Soy sauce is salty in itself, so I did not add salt, but do taste it for your own preference.
Adapted from berrymorrins.


Ingredients:

450g ground beef
1/3 cup brown sugar
1/3 cup soy sauce
1 Tbsp sesame oil
3 cloves garlic, grated
1/2 tsp fresh ginger, grated
1/2 tsp crushed red peppers
1/4 tsp pepper
1 bunch green onions, thinly sliced


Method:

In a large pan over medium heat, brown the ground beef with and garlic in the sesame oil.
Drain most of the fat and add brown sugar, soy sauce, ginger, pepper and chili .
Simmer for a few minutes to blend the flavors.
Serve over steamed rice and top with the sliced green onions.


 صحة و عافية

Wednesday, September 24, 2014

685. Freekeh Soup


I was surprised when I discovered that freekeh is not to everyone's tastes.
One person described it as what they would imagine horse's hay feed tastes like.
I, on the other hand, absolutely adore freekeh, and would readily substitute it for rice.
This soup was light, fragrant, warming, and satiating all at the same time.
Very simple to make, the recipe comes from Kitchen of Palestine.


Ingredients:

3 Tbsp olive oil
1 cup onion, finely chopped
1/2 cup cracked green wheat (freekeh), thoroughly washed 3 times
4 cups vegetable broth
Salt to taste


Method:

In a pot over medium heat, saute the chopped onions with olive oil until lightly browned.
Add cleaned freekeh and stir with onions for a minute or two (roasting freekeh before cooking gives them a richer flavor).
Add vegetable stock, cover the pot and leave it under low-medium heat for about an hour or until freekeh is very tender.
Set aside to cool slightly before blending the mixture.
Adjust seasoning and if too thick add up to 2 cups water to thin out according to taste.
Serve hot with green olives and your preference of bread.


 صحة و عافية

Monday, September 22, 2014

684. Moroccan Chicken with Apricots and Prunes


Moroccan Tagines are very rich in spices and even fruits that make them highly flavorful and aromatic dishes.

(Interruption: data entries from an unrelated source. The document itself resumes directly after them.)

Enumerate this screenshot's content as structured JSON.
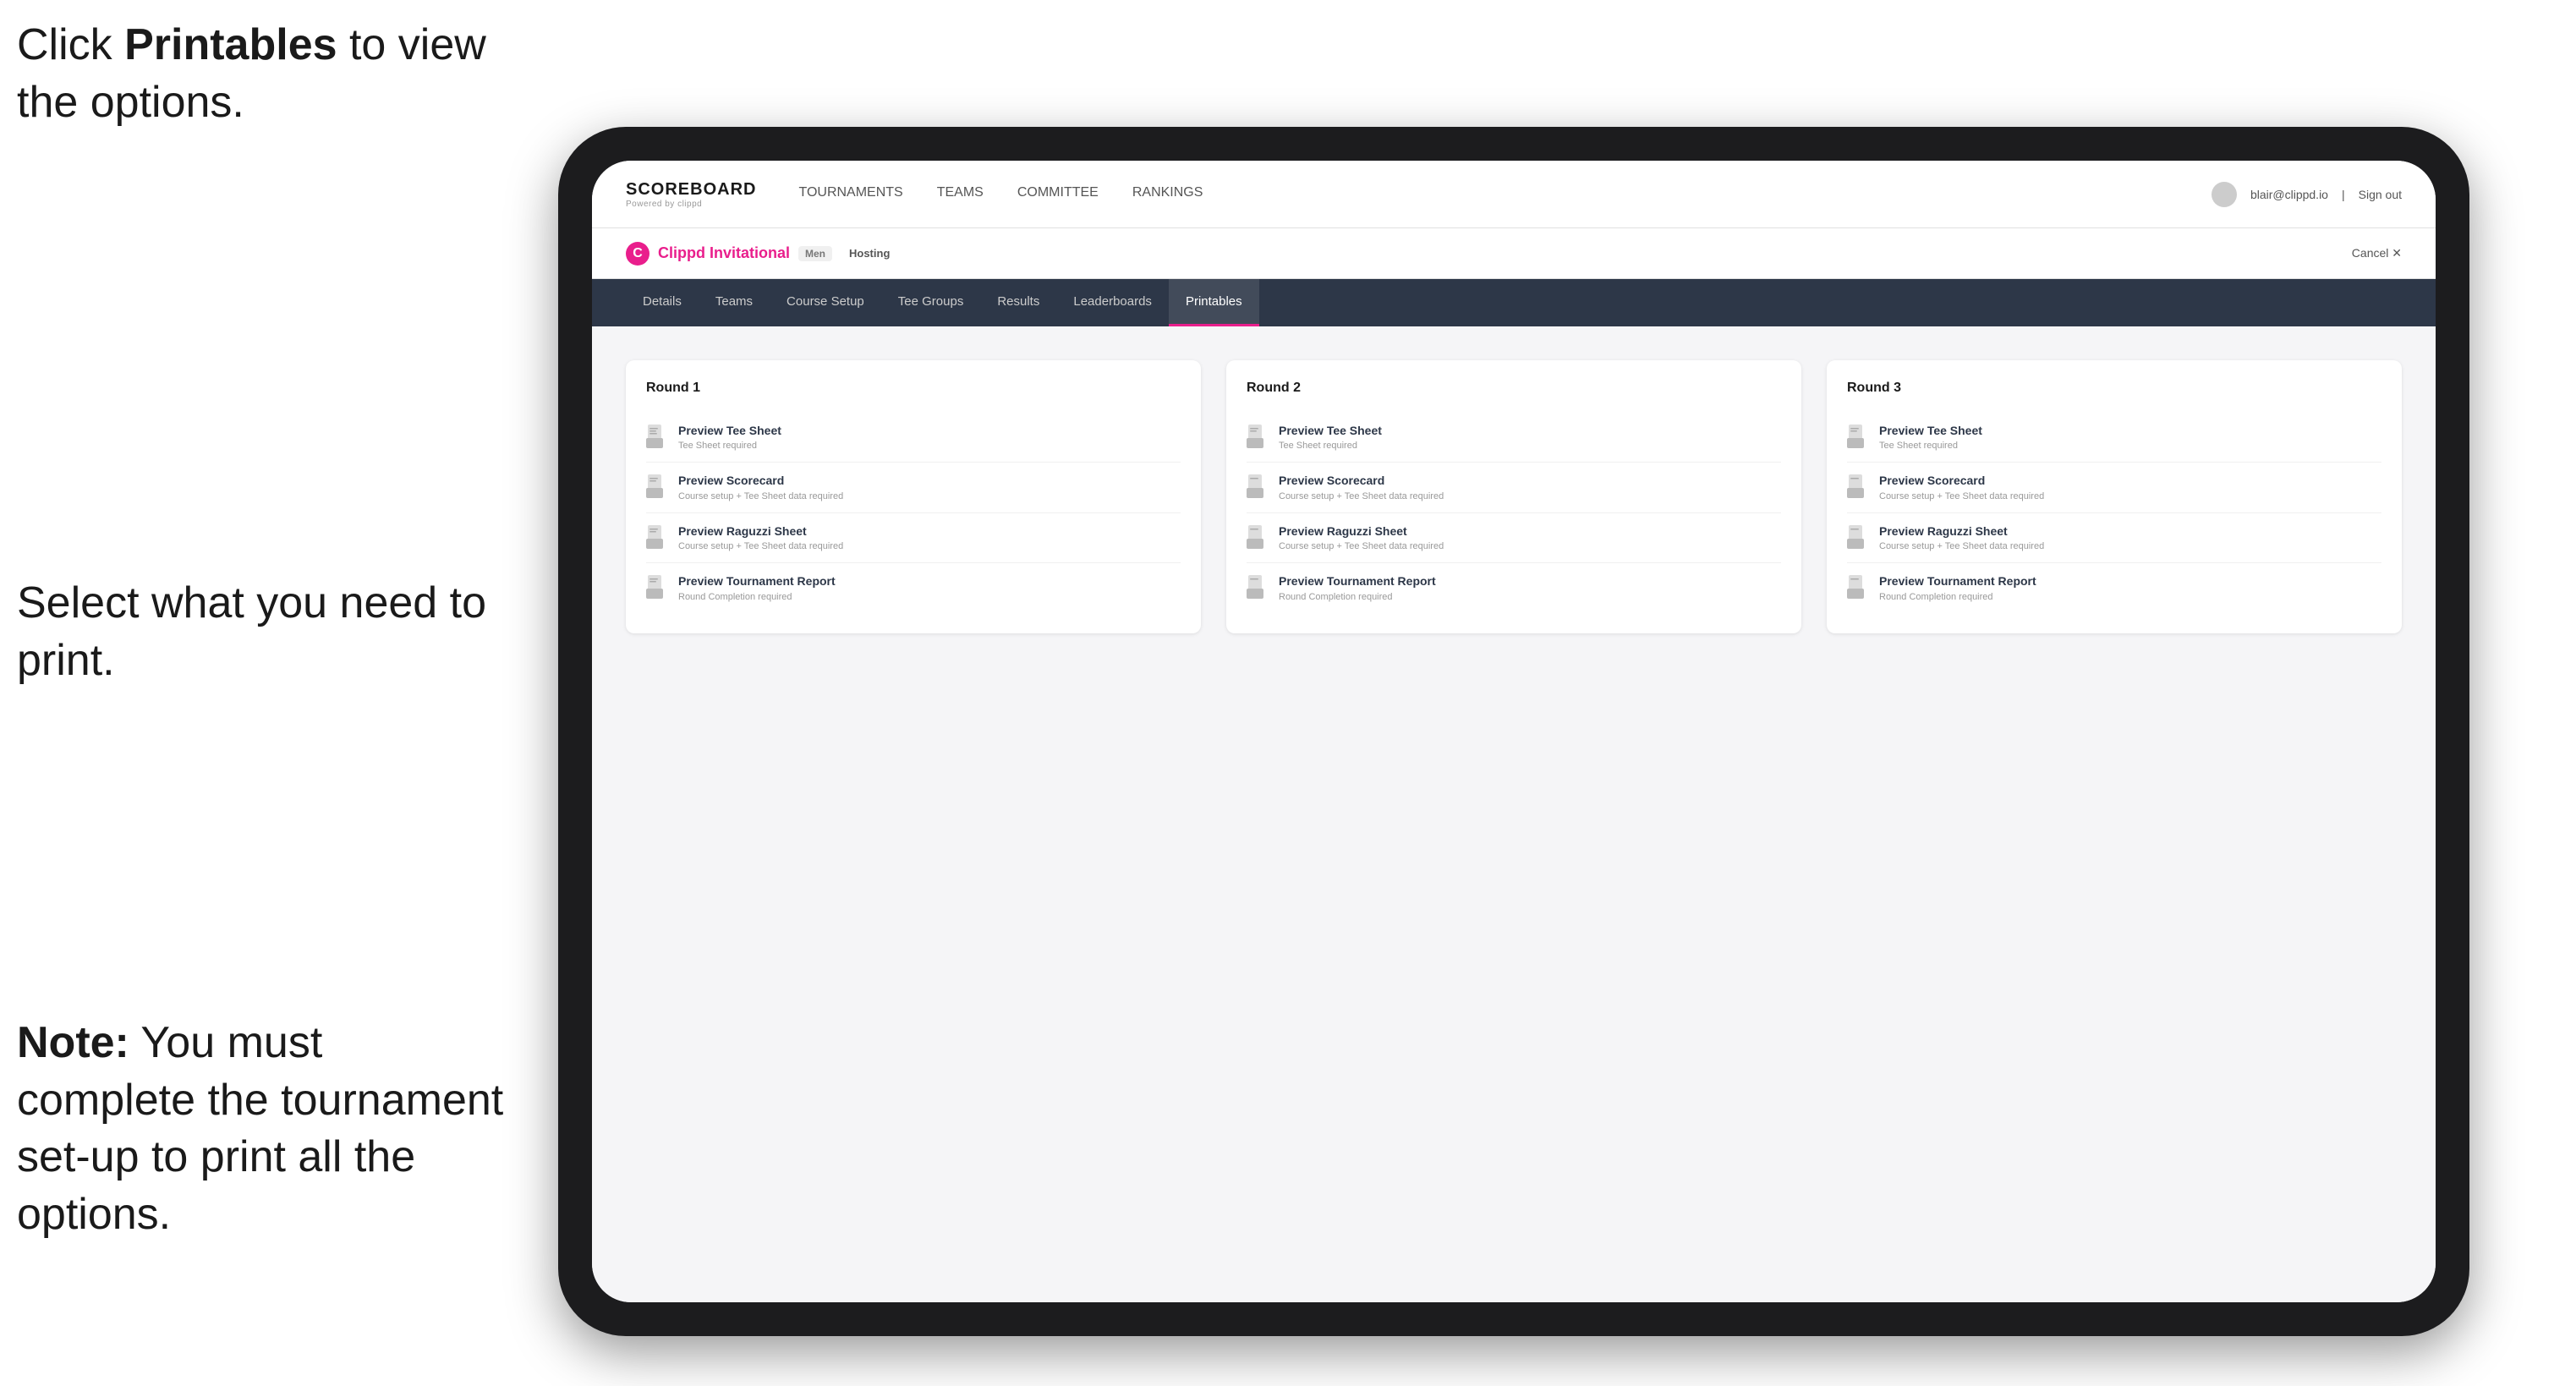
{
  "instructions": {
    "top_line1": "Click ",
    "top_bold": "Printables",
    "top_line2": " to",
    "top_line3": "view the options.",
    "middle": "Select what you\nneed to print.",
    "bottom_bold": "Note:",
    "bottom_text": " You must\ncomplete the\ntournament set-up\nto print all the options."
  },
  "top_nav": {
    "logo": "SCOREBOARD",
    "logo_sub": "Powered by clippd",
    "links": [
      "TOURNAMENTS",
      "TEAMS",
      "COMMITTEE",
      "RANKINGS"
    ],
    "user_email": "blair@clippd.io",
    "sign_out": "Sign out"
  },
  "sub_nav": {
    "logo_letter": "C",
    "tournament_name": "Clippd Invitational",
    "tournament_badge": "Men",
    "tournament_status": "Hosting",
    "cancel": "Cancel ✕"
  },
  "tabs": [
    {
      "label": "Details"
    },
    {
      "label": "Teams"
    },
    {
      "label": "Course Setup"
    },
    {
      "label": "Tee Groups"
    },
    {
      "label": "Results"
    },
    {
      "label": "Leaderboards"
    },
    {
      "label": "Printables",
      "active": true
    }
  ],
  "rounds": [
    {
      "title": "Round 1",
      "items": [
        {
          "title": "Preview Tee Sheet",
          "subtitle": "Tee Sheet required"
        },
        {
          "title": "Preview Scorecard",
          "subtitle": "Course setup + Tee Sheet data required"
        },
        {
          "title": "Preview Raguzzi Sheet",
          "subtitle": "Course setup + Tee Sheet data required"
        },
        {
          "title": "Preview Tournament Report",
          "subtitle": "Round Completion required"
        }
      ]
    },
    {
      "title": "Round 2",
      "items": [
        {
          "title": "Preview Tee Sheet",
          "subtitle": "Tee Sheet required"
        },
        {
          "title": "Preview Scorecard",
          "subtitle": "Course setup + Tee Sheet data required"
        },
        {
          "title": "Preview Raguzzi Sheet",
          "subtitle": "Course setup + Tee Sheet data required"
        },
        {
          "title": "Preview Tournament Report",
          "subtitle": "Round Completion required"
        }
      ]
    },
    {
      "title": "Round 3",
      "items": [
        {
          "title": "Preview Tee Sheet",
          "subtitle": "Tee Sheet required"
        },
        {
          "title": "Preview Scorecard",
          "subtitle": "Course setup + Tee Sheet data required"
        },
        {
          "title": "Preview Raguzzi Sheet",
          "subtitle": "Course setup + Tee Sheet data required"
        },
        {
          "title": "Preview Tournament Report",
          "subtitle": "Round Completion required"
        }
      ]
    }
  ]
}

Typically tagine must be cooked in a unique ceramic or clay cookware that's popular in North Africa.
This recipe however can be made in your average pot, making it very convenient without losing the authenticity.
Moroccan cuisine highlights the unusual use of sweet ingredients in a savory dish, making it one that you would have to try because no matter how it may be described, the proof is in the proverbial pudding.
Adapted form one of my favorite but sadly discontinued blogs, Tummylicious Treats.


Ingredients:

450g skinless, boneless chicken breasts cut into bite sized pieces
2 tsp ground turmeric
2 tsp paprika
1 tsp ground cinnamon
1 onion finely chopped
1 inch piece of fresh ginger, peeled and crushed
3 cups chicken stock
1/2 cup dried apricots deseeded and chopped
1/2 cup prunes, deseeded and chopped



Method:

Mix the turmeric, paprika and cinnamon in a small bowl and season with salt and pepper.
Coat the chicken with the spice mix.
Heat oil in a deep pot ad cook the chicken over moderate heat, stirring constantly for 5 minutes or until it changes color. Remove the chicken pieces with a slotted spoon and set aside on a plate.
Add the onion, ginger and garlic to the casserole and cook over a gentle heat until onion softens.
Gradually stir in the chicken stock, increase the heat to high and bring to a boil. Add the dried fruit and  return the chicken and its juices to the pot.
Mix well, cover and simmer gently for 40 minutes.
Adjust the seasonings to taste, serve with hot plain or saffron boiled rice or couscous.